Mme Crifo indique alors que les 1800 places disponibles sont réparties dans plusieurs établissements de la ville et qu’il n’y a pas précisément un collège disponible.
Le collectif signale pourtant que le communiqué de presse de M. Colomb Bouvard paru dans Grenews l’avant-veille de la réunion indiquait que la Ville projetait d’acquérir un des trois collèges du Sud de la Ville (probablement Lucie Aubrac) et qu’il était donc possible de trouver un collège entier.
M. Bron précise qu’il s’agit simplement d’un axe de réflexion et non d’une solution.
Mme Crifo précise également que la Ville n’a pas officiellement demandé au Conseil Général de reprendre le Collège Lucie Aubrac car il s’agit d’une hypothèse de travail et Mme Crifo de rappeler qu’elle en a déjà parlé au collectif (NDLR : les membres présents ne se souviennent pas d’une telle discussion, seule l’hypothèse de fermeture d’un des 3 collèges a déjà été mentionnée).
Le collectif fait part alors de son étonnement quant à sa diffusion dans la presse.

A propos de la politique de la Ville et de l’Education

Le collectif indique également que :

  • La pression vient de la densification du Nord-Ouest de la Ville et plus particulièrement de la Presqu’île, les solutions proposées ne sont là que pour réparer les conséquences des choix faits.
  • La solution serait donc d’accueillir les collégiens dans un établissement proche de la Presqu’île.
  • Le projet « Presqu’Ile » est supposé gérer ses propres flux, sans impact sur les autres quartiers et un prix a même été attribué à la Ville de Grenoble pour ces raisons.
  • La CSI ne remplit pas les objectifs de mixité sociale définis dans l’article 3.A de la loi sur la refondation de l’école, loi pourtant votée le 5 juin 2013 par M. le sénateur André Vallini et M. le député Michel Destot.
  • Le fait de disperser les enfants sur plusieurs collèges complique la liaison CM2 – 6ème définie dans cette même loi.

M. Bron indique que :

  • Selon lui, la liaison CM2-6ème est certes plus facile s’il y a unité scolaire entre l’école et le collège mais que ce n’est pas nécessaire. L’unité pédagogique est autre chose
  • Les enfants de la Presqu’île seront accueillis dans une nouvelle école.
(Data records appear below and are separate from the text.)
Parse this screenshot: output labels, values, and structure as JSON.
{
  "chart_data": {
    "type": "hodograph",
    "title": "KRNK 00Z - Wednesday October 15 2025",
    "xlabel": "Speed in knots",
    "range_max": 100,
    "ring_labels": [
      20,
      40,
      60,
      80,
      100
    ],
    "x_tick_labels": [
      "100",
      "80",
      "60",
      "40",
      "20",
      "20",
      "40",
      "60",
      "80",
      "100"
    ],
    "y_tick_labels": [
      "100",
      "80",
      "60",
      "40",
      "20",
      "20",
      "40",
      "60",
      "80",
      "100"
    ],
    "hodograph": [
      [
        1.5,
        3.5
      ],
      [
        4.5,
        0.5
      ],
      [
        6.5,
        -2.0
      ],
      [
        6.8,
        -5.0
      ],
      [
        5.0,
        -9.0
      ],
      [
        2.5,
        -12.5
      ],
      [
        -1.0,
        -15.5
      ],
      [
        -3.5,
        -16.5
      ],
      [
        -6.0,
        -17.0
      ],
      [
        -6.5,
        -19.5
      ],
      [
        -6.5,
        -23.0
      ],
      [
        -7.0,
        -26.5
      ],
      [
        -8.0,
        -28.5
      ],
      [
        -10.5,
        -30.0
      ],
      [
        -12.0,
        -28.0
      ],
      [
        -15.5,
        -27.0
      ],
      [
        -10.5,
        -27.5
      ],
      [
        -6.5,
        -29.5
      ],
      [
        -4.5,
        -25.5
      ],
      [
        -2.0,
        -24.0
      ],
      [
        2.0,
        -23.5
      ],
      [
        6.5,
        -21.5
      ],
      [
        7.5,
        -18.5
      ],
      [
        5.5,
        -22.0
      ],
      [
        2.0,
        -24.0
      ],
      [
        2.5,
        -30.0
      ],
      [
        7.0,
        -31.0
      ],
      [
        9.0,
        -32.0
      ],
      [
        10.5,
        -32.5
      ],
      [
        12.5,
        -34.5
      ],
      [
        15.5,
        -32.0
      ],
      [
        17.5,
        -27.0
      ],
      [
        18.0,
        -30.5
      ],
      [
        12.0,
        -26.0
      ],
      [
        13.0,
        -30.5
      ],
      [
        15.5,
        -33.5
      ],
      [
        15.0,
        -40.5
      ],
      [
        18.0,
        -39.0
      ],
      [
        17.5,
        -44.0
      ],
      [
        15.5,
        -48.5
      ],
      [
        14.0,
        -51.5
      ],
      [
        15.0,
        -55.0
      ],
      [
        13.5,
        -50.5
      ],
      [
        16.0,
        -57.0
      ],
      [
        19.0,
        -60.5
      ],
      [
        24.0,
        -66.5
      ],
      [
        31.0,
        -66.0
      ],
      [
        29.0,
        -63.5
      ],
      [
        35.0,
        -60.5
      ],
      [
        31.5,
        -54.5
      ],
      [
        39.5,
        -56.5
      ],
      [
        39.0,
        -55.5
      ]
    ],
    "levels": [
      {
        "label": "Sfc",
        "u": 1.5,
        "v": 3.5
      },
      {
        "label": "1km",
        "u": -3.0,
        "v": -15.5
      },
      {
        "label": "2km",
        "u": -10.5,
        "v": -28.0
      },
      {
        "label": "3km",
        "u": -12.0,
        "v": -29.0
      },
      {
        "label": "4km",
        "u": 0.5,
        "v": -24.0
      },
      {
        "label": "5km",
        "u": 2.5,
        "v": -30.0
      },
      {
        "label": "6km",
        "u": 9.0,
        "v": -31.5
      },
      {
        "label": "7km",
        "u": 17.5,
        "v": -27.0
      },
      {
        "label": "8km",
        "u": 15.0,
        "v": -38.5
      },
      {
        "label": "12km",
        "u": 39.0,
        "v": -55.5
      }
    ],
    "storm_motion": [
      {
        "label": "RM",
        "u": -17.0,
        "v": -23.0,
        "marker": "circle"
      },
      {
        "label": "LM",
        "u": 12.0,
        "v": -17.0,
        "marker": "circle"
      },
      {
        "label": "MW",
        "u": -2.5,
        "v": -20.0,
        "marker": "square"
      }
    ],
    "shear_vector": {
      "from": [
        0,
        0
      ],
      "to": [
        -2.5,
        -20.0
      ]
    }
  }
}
Un collège dans la Presqu’Ile d’ici à 2025 ?

Mme Crifo indique qu’il faudra un collège, mais uniquement quand tous les habitants seront là, c’est à dire à l’horizon 2020, 2025 pas avant.
M. Collomb-Bouvard indique qu’il faut 4 ans pour un collège et que donc il y a encore un peu de temps avant d’arrêter cette décision.
Le collectif précise qu’il souhaite dans ce cadre, qu’une réserve foncière soit identifiée sur la Presqu’Ile, pour ce collège car il craint que dans quelques années cela ne soit plus possible [NDLR : en l’occurrence, ces réserves foncières devraient être indiquées dans les documents du PLU.].
Mme Crifo indique que :

  • Il y a suffisamment de terrain sur le secteur Nord comme l’a dit M. Destot lors de la réunion à la mairie du 6 juin 2013
  • Une maquette de la Presqu’Ile va être présentée le 5 juillet où seront visibles les emplacements disponibles.
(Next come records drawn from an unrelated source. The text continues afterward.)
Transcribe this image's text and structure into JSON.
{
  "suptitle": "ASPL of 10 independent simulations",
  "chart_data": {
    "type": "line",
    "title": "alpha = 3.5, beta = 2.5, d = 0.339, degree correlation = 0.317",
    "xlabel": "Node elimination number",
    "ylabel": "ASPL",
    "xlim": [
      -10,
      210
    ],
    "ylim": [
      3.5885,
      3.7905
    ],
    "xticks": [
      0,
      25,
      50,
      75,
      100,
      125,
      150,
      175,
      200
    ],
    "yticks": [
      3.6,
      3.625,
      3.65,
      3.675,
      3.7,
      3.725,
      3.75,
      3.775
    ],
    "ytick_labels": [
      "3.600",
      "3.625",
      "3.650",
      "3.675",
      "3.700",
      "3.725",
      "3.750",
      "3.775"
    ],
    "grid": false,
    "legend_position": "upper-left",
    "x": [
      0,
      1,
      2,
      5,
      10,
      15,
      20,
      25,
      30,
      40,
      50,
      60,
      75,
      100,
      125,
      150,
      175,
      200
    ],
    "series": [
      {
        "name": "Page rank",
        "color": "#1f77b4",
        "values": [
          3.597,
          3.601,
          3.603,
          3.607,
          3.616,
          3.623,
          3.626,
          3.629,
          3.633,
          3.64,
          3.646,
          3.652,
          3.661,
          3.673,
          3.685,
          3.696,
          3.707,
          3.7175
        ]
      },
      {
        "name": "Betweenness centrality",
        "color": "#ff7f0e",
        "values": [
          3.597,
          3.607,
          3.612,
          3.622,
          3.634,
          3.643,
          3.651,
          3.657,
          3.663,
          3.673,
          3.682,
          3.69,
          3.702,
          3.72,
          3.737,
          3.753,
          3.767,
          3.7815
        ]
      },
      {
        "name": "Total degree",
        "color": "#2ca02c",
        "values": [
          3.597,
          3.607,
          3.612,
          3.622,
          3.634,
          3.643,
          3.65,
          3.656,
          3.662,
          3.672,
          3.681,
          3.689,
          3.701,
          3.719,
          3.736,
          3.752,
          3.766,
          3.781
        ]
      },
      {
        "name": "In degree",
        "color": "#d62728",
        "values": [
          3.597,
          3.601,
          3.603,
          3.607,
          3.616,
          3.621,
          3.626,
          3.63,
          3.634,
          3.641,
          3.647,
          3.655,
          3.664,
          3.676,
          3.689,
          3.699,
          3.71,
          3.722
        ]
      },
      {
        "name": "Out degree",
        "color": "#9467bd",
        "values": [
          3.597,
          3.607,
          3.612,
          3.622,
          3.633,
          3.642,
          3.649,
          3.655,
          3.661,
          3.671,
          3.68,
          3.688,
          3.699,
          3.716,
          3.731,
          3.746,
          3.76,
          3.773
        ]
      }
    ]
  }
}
Le collectif demande si tous les logements ont été pris en compte dans les prévisions actuelles des effectifs tels que la requalification du site de Berriat de l’entreprise A. Raymond.
Mme Crifo acquiesce indiquant que :

  • Les élèves supplémentaires liés à ce projet sont compensés par une moindre livraison sur la Presqu’Ile.
  • Il est prévu 1800 logements sur la Presqu’île et 250 sur la parcelle A. Raymond, soit 2050 logements induisant 205 nouveaux collégiens en plus de la situation actuelle.

Le collectif demande que la liste des projets pris en compte dans les estimations leur soit communiquée, mais aucun engagement n’est donné.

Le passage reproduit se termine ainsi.